For that reason —the danger of living with parrots trained by power— it is preferable to live with a cow. Yes sir! It is more convenient to share space with a silent and sometimes mooing cow than with a Viper parrot. A parrot trained by power —and even more so if it is by red caciques—, with its curved tongue, is not a game. Imagine what it will be like to live with flocks of them, (well, you will know it there in Florida in a few days, when the parrots acclimatize) it is terrible: they lower their necks like this, like this, so that they scratch their feathers and give them some breadcrumbs, some feed for broilers and, of course, the forced foot for the speech on duty. Then, that curved tongue, like a sharp sickle blade, made to walk, days and days, weeks, dismembering everything and everyone around it, until the handler, or they themselves, change the forced foot and the flock of parrots starts with other verbiage, venomous or stupendously flattering, depending on the order of the day. Oh my God. Frightening.

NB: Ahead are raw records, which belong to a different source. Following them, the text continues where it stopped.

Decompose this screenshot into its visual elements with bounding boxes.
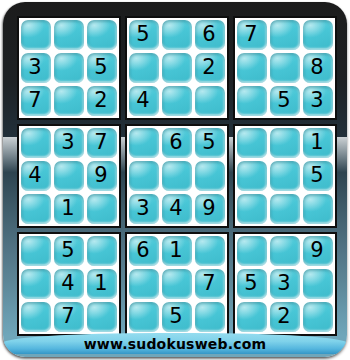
sudoku-cell-r2c1[interactable]: 3 bbox=[21, 53, 51, 83]
sudoku-cell-r4c4[interactable] bbox=[129, 128, 159, 158]
cell-digit: 3 bbox=[277, 273, 290, 294]
sudoku-cell-r9c8[interactable]: 2 bbox=[270, 302, 300, 332]
footer-bar: www.sudokusweb.com bbox=[3, 333, 347, 354]
sudoku-cell-r2c6[interactable]: 2 bbox=[195, 53, 225, 83]
sudoku-cell-r4c7[interactable] bbox=[237, 128, 267, 158]
sudoku-cell-r1c3[interactable] bbox=[87, 20, 117, 50]
sudoku-cell-r5c2[interactable] bbox=[54, 161, 84, 191]
sudoku-cell-r7c8[interactable] bbox=[270, 236, 300, 266]
sudoku-box-4: 65349 bbox=[125, 124, 229, 228]
cell-digit: 1 bbox=[94, 273, 107, 294]
sudoku-cell-r6c5[interactable]: 4 bbox=[162, 194, 192, 224]
sudoku-cell-r7c4[interactable]: 6 bbox=[129, 236, 159, 266]
cell-digit: 9 bbox=[94, 165, 107, 186]
sudoku-cell-r6c4[interactable]: 3 bbox=[129, 194, 159, 224]
cell-digit: 5 bbox=[61, 240, 74, 261]
sudoku-cell-r3c6[interactable] bbox=[195, 86, 225, 116]
sudoku-cell-r4c1[interactable] bbox=[21, 128, 51, 158]
cell-digit: 7 bbox=[28, 90, 41, 111]
sudoku-cell-r2c3[interactable]: 5 bbox=[87, 53, 117, 83]
sudoku-cell-r4c5[interactable]: 6 bbox=[162, 128, 192, 158]
sudoku-cell-r5c4[interactable] bbox=[129, 161, 159, 191]
sudoku-cell-r1c1[interactable] bbox=[21, 20, 51, 50]
sudoku-cell-r1c4[interactable]: 5 bbox=[129, 20, 159, 50]
sudoku-box-0: 3572 bbox=[17, 16, 121, 120]
cell-digit: 3 bbox=[28, 57, 41, 78]
sudoku-cell-r4c3[interactable]: 7 bbox=[87, 128, 117, 158]
sudoku-cell-r8c9[interactable] bbox=[303, 269, 333, 299]
sudoku-cell-r9c7[interactable] bbox=[237, 302, 267, 332]
sudoku-cell-r8c8[interactable]: 3 bbox=[270, 269, 300, 299]
cell-digit: 5 bbox=[169, 306, 182, 327]
sudoku-cell-r4c9[interactable]: 1 bbox=[303, 128, 333, 158]
sudoku-cell-r9c9[interactable] bbox=[303, 302, 333, 332]
site-link[interactable]: www.sudokusweb.com bbox=[84, 336, 267, 352]
sudoku-cell-r3c9[interactable]: 3 bbox=[303, 86, 333, 116]
sudoku-cell-r6c9[interactable] bbox=[303, 194, 333, 224]
sudoku-cell-r8c5[interactable] bbox=[162, 269, 192, 299]
sudoku-cell-r5c1[interactable]: 4 bbox=[21, 161, 51, 191]
sudoku-cell-r3c1[interactable]: 7 bbox=[21, 86, 51, 116]
sudoku-cell-r2c7[interactable] bbox=[237, 53, 267, 83]
sudoku-cell-r5c3[interactable]: 9 bbox=[87, 161, 117, 191]
sudoku-cell-r6c7[interactable] bbox=[237, 194, 267, 224]
sudoku-box-8: 9532 bbox=[233, 232, 337, 336]
sudoku-cell-r1c7[interactable]: 7 bbox=[237, 20, 267, 50]
sudoku-frame: 357256247853374916534915541761759532 www… bbox=[3, 2, 347, 357]
cell-digit: 5 bbox=[244, 273, 257, 294]
sudoku-cell-r9c2[interactable]: 7 bbox=[54, 302, 84, 332]
sudoku-box-2: 7853 bbox=[233, 16, 337, 120]
sudoku-cell-r6c1[interactable] bbox=[21, 194, 51, 224]
sudoku-cell-r5c6[interactable] bbox=[195, 161, 225, 191]
sudoku-cell-r1c6[interactable]: 6 bbox=[195, 20, 225, 50]
cell-digit: 6 bbox=[169, 132, 182, 153]
sudoku-cell-r2c9[interactable]: 8 bbox=[303, 53, 333, 83]
sudoku-box-6: 5417 bbox=[17, 232, 121, 336]
cell-digit: 4 bbox=[28, 165, 41, 186]
sudoku-cell-r5c9[interactable]: 5 bbox=[303, 161, 333, 191]
cell-digit: 7 bbox=[61, 306, 74, 327]
sudoku-cell-r2c4[interactable] bbox=[129, 53, 159, 83]
cell-digit: 2 bbox=[277, 306, 290, 327]
sudoku-cell-r5c5[interactable] bbox=[162, 161, 192, 191]
sudoku-cell-r9c5[interactable]: 5 bbox=[162, 302, 192, 332]
cell-digit: 5 bbox=[202, 132, 215, 153]
cell-digit: 1 bbox=[310, 132, 323, 153]
sudoku-cell-r9c4[interactable] bbox=[129, 302, 159, 332]
sudoku-cell-r6c8[interactable] bbox=[270, 194, 300, 224]
sudoku-box-3: 37491 bbox=[17, 124, 121, 228]
sudoku-cell-r5c7[interactable] bbox=[237, 161, 267, 191]
cell-digit: 8 bbox=[310, 57, 323, 78]
cell-digit: 5 bbox=[94, 57, 107, 78]
cell-digit: 5 bbox=[310, 165, 323, 186]
cell-digit: 1 bbox=[169, 240, 182, 261]
cell-digit: 7 bbox=[244, 24, 257, 45]
cell-digit: 3 bbox=[310, 90, 323, 111]
cell-digit: 6 bbox=[202, 24, 215, 45]
sudoku-cell-r9c3[interactable] bbox=[87, 302, 117, 332]
sudoku-cell-r8c2[interactable]: 4 bbox=[54, 269, 84, 299]
sudoku-cell-r3c4[interactable]: 4 bbox=[129, 86, 159, 116]
sudoku-cell-r6c3[interactable] bbox=[87, 194, 117, 224]
sudoku-cell-r2c5[interactable] bbox=[162, 53, 192, 83]
sudoku-cell-r3c8[interactable]: 5 bbox=[270, 86, 300, 116]
sudoku-cell-r3c3[interactable]: 2 bbox=[87, 86, 117, 116]
sudoku-cell-r4c6[interactable]: 5 bbox=[195, 128, 225, 158]
cell-digit: 4 bbox=[169, 198, 182, 219]
cell-digit: 9 bbox=[310, 240, 323, 261]
sudoku-box-5: 15 bbox=[233, 124, 337, 228]
sudoku-cell-r2c2[interactable] bbox=[54, 53, 84, 83]
sudoku-cell-r1c8[interactable] bbox=[270, 20, 300, 50]
sudoku-box-1: 5624 bbox=[125, 16, 229, 120]
sudoku-cell-r7c3[interactable] bbox=[87, 236, 117, 266]
cell-digit: 7 bbox=[202, 273, 215, 294]
sudoku-cell-r1c2[interactable] bbox=[54, 20, 84, 50]
sudoku-cell-r7c7[interactable] bbox=[237, 236, 267, 266]
sudoku-cell-r2c8[interactable] bbox=[270, 53, 300, 83]
sudoku-cell-r3c7[interactable] bbox=[237, 86, 267, 116]
sudoku-cell-r7c5[interactable]: 1 bbox=[162, 236, 192, 266]
sudoku-cell-r6c2[interactable]: 1 bbox=[54, 194, 84, 224]
sudoku-cell-r3c2[interactable] bbox=[54, 86, 84, 116]
sudoku-cell-r8c7[interactable]: 5 bbox=[237, 269, 267, 299]
sudoku-cell-r4c2[interactable]: 3 bbox=[54, 128, 84, 158]
cell-digit: 3 bbox=[136, 198, 149, 219]
sudoku-cell-r1c9[interactable] bbox=[303, 20, 333, 50]
cell-digit: 2 bbox=[94, 90, 107, 111]
sudoku-cell-r9c6[interactable] bbox=[195, 302, 225, 332]
sudoku-cell-r8c4[interactable] bbox=[129, 269, 159, 299]
sudoku-cell-r9c1[interactable] bbox=[21, 302, 51, 332]
cell-digit: 7 bbox=[94, 132, 107, 153]
sudoku-board: 357256247853374916534915541761759532 bbox=[17, 16, 337, 336]
cell-digit: 4 bbox=[61, 273, 74, 294]
cell-digit: 3 bbox=[61, 132, 74, 153]
cell-digit: 4 bbox=[136, 90, 149, 111]
sudoku-cell-r7c6[interactable] bbox=[195, 236, 225, 266]
sudoku-cell-r8c1[interactable] bbox=[21, 269, 51, 299]
sudoku-cell-r4c8[interactable] bbox=[270, 128, 300, 158]
cell-digit: 9 bbox=[202, 198, 215, 219]
cell-digit: 6 bbox=[136, 240, 149, 261]
cell-digit: 2 bbox=[202, 57, 215, 78]
cell-digit: 5 bbox=[136, 24, 149, 45]
sudoku-cell-r7c1[interactable] bbox=[21, 236, 51, 266]
cell-digit: 5 bbox=[277, 90, 290, 111]
sudoku-cell-r6c6[interactable]: 9 bbox=[195, 194, 225, 224]
sudoku-cell-r8c6[interactable]: 7 bbox=[195, 269, 225, 299]
cell-digit: 1 bbox=[61, 198, 74, 219]
sudoku-cell-r5c8[interactable] bbox=[270, 161, 300, 191]
sudoku-box-7: 6175 bbox=[125, 232, 229, 336]
sudoku-cell-r8c3[interactable]: 1 bbox=[87, 269, 117, 299]
sudoku-cell-r7c9[interactable]: 9 bbox=[303, 236, 333, 266]
sudoku-cell-r7c2[interactable]: 5 bbox=[54, 236, 84, 266]
sudoku-cell-r1c5[interactable] bbox=[162, 20, 192, 50]
sudoku-cell-r3c5[interactable] bbox=[162, 86, 192, 116]
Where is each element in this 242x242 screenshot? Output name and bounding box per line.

But a good cow is something else. A good cow is dignified and knows her trade. So much so that if they don’t repay her effort she doesn’t give milk, not even a drop. Do to a cow what you did to a parrot and she will see the consequences. The cows do not believe in stories like the parrots that believe all the stories that are told to them and then repeat them verbatim, until they decide to emigrate without an iota of shame together with those who previously denigrated with their chatter.

But that is not the case with a Holstein, a brown swiss, a Charolais or a good Zebu cow. The cows need classical literature, something like Cervantes, the dramaturgy and neatness in the dialogues of Benavente. And no hymns or slogans, but music, but not drums and maracas, no sir, but classical music: Beethoven, Mozart. Yes sir, as I say. That’s why here, in Cuba, we don’t have milk or cheese or butter or meat and people flee. We need art to manage cattle. But how to ask the Minister of Culture or the former minister to learn how to milk? How to ask the President of the Republic, I say, del Hato, to learn how to milk if the Minister of Agriculture does not know how to excite a cow?

For this reason, parrots abound in Cuba and good cows are scarce. Because with parrots it is different. Parrots will settle for a tablespoon of anything, whether it’s soybean oil or used motor oil. For that reason the red caciques raise parrots instead of cattle. Cattle need good management: grass, hay, water, shade… but parrots don’t, it’s enough for them to keep them entertained and chattering constantly, mowing down whoever they are ordered to cut and gut with their sickle-curved beak. And it is that a genuine parrot feeds on words. That’s the reason for the long speeches: feeding parrots. That is the reason for so many ministers who, although they do not know how to milk, are understood in curved tongues. But beware! Although the domesticated parrots never disobeyed the red chieftains on the island/cage, once they arrive in Florida they may begin to demand rights from Washington. Some already do.